CHP’nin başını çektiği bir kesim bozgunculuk peşinde koşuyor. Başarılı netice alabilmek için uygulamanın her il, ilçe, mahalle düzeyinde bu anlayışla yürütülmesi şart. CHP’li belediyeler Cumhurbaşkanlığını, bakanlıkları, valiliği, kaymakamlığı hiçe sayarak kendi başlarına yardım toplamaya, ekmek dağıtmaya, hastane kurmaya çalışıyorlar. Asli işlerini yürütemeyen belediyelerin giriştikleri bu tür faaliyetlerin amacı hizmet değil, şov yapmaktır. Özellikle İstanbul, Adana, Mersin belediyelerinin sergiledikleri tavrın başka hiçbir izahı yoktur. Kurallara uygun şekilde faaliyet yürüten belediyeler de var. Aynı partinin Yenişehir ve Mezitli belediyeleri valilikle işbirliği halinde çalışmaları yürüttüler. Bunlar FETÖ ve PKK tarafındaki örgütler tarafından da denenmişti.

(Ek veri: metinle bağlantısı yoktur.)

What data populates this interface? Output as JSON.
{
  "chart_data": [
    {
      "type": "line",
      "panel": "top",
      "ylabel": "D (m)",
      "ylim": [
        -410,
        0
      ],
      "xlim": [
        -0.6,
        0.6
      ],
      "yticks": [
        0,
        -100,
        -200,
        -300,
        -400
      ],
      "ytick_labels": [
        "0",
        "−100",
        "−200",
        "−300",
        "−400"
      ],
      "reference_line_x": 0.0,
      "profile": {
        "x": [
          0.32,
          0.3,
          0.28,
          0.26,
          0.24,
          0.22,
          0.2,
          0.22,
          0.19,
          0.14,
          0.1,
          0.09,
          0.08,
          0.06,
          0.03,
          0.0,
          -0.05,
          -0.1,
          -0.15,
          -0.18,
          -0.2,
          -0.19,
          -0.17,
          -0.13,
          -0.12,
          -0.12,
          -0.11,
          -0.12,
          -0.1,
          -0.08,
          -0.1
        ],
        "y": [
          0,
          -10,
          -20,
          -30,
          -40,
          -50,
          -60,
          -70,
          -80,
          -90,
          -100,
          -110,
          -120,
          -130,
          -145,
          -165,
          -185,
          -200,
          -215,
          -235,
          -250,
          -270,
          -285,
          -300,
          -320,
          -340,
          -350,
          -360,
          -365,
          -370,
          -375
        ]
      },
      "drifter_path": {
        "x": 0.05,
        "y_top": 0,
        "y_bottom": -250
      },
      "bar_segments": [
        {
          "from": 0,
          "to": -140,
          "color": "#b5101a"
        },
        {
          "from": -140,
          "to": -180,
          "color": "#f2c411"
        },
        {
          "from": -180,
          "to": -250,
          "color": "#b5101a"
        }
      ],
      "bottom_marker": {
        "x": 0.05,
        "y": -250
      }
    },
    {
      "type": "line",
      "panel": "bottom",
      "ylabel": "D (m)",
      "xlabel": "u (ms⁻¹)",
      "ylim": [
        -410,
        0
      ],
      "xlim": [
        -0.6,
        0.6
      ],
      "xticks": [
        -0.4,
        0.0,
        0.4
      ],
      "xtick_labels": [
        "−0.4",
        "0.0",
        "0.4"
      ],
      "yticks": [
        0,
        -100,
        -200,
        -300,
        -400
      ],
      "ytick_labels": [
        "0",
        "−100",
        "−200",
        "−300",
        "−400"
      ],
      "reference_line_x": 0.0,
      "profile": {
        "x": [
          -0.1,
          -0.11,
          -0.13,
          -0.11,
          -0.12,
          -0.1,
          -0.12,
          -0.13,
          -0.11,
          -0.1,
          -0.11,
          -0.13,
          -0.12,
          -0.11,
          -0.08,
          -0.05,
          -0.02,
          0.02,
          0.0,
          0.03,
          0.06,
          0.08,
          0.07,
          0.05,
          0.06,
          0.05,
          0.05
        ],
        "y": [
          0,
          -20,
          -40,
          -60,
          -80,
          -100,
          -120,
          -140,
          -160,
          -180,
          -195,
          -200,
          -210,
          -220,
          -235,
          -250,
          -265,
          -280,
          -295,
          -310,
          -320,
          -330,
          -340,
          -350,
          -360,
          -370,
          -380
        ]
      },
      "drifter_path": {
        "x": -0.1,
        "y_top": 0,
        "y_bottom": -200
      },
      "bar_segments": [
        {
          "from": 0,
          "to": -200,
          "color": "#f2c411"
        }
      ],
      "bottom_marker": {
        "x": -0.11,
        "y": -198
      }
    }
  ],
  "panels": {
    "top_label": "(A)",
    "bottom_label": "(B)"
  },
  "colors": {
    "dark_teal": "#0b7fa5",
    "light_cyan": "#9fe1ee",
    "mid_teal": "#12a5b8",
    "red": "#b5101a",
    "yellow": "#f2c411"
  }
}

Salgın sebebiyle sağlık sisteminin çökmesini, kamu güvenliğinin zaafa uğramasını, halkın sokaklara dökülmesini bekleyenler gözlerini yapılan hizmetelere dökmüşlerdir. Şimdi maalesef salgın hastalıkla mücadele için alınan tedbirleri sabote etmeye çalışıyorlar. Ülkemizin ciddi kayıplar veren yerler arasına girmeyi bekliyorları, baktılar olmadı, umutlarını Uganda’ya bağlayacak kadar küçüldüler. Biz şehir hastanelerini anlatırken, onlar fuar merkezlerini panellerle bölerek sahra hastanesi diye yutturmaya kalktılar. Bugün Türkiye’yi salgınla mücadelede farklı bir yere taşıyan şehir hastanelerine yıllarca demediklerini bırakmamışlardı.
Biz geliri olmayan vatandaşlarımıza nakit yardımı yaparken onlar inancımıza aykırı biçimde zekat toplama peşine düştüler. Bu noktada müracaat edilecek tek bir yer vardır, Diyanet İşleri’ne sorarsanız zekatı kimler toplar, kimler toplayamaz cevabı verir. Siz böyle bir konuda konuşma hakkına sahip değilsiniz. Devlet yardımları tek hesapta toplayınca da paralarımıza el koydular yalanına sarıldılar. Biz kimsenin parasına el koymadık, böyle bir yanlışın içerisinde girmedik, girmeyiz. Biz ne gerekiyorsa onu yaptık, bu kurallar çerçevesinde de ikna yöntemiyle bütün bu gayretlerimizi sürdürüyoruz. Onlar toplu taşıma seferlerini hesapsızca azaltarak halkımızı mağdur ettiler.
Biz infaz düzenlemesiyle hem kalıcı bir sistem kurmak hem de cezaevlerindeki yoğunluğu azaltmak için uğraşırken tecavüzcüler serbest kalacak yalanıyla ortalığı birbirine kattılar. Sorun ekmek dağıtmak değil, bunu şehirdeki diğer faaliyetlerle uyumsuz, izinsiz şekilde yapmaktır. Sağlık tesisi hazırlamak değil, olmayan bir şeyi varmış gibi anlatmaktır. Sorun farklı düşünmek değil, yalan söylemektir, iftira atmaktır. Türkiye’nin tarihi bir beka mücadelesi verdiği bir dönemde milletimi böyle bir şeyler meşgul ettiğim için üzüntülüyüm. Kirli zihniye cevap verilmedikçe azgınlaşmakta, çıtasını yükseltmektedir. Bu hastalıktan kurtulmayı Covid’den kurtulmak gibi önemli görüyorum.”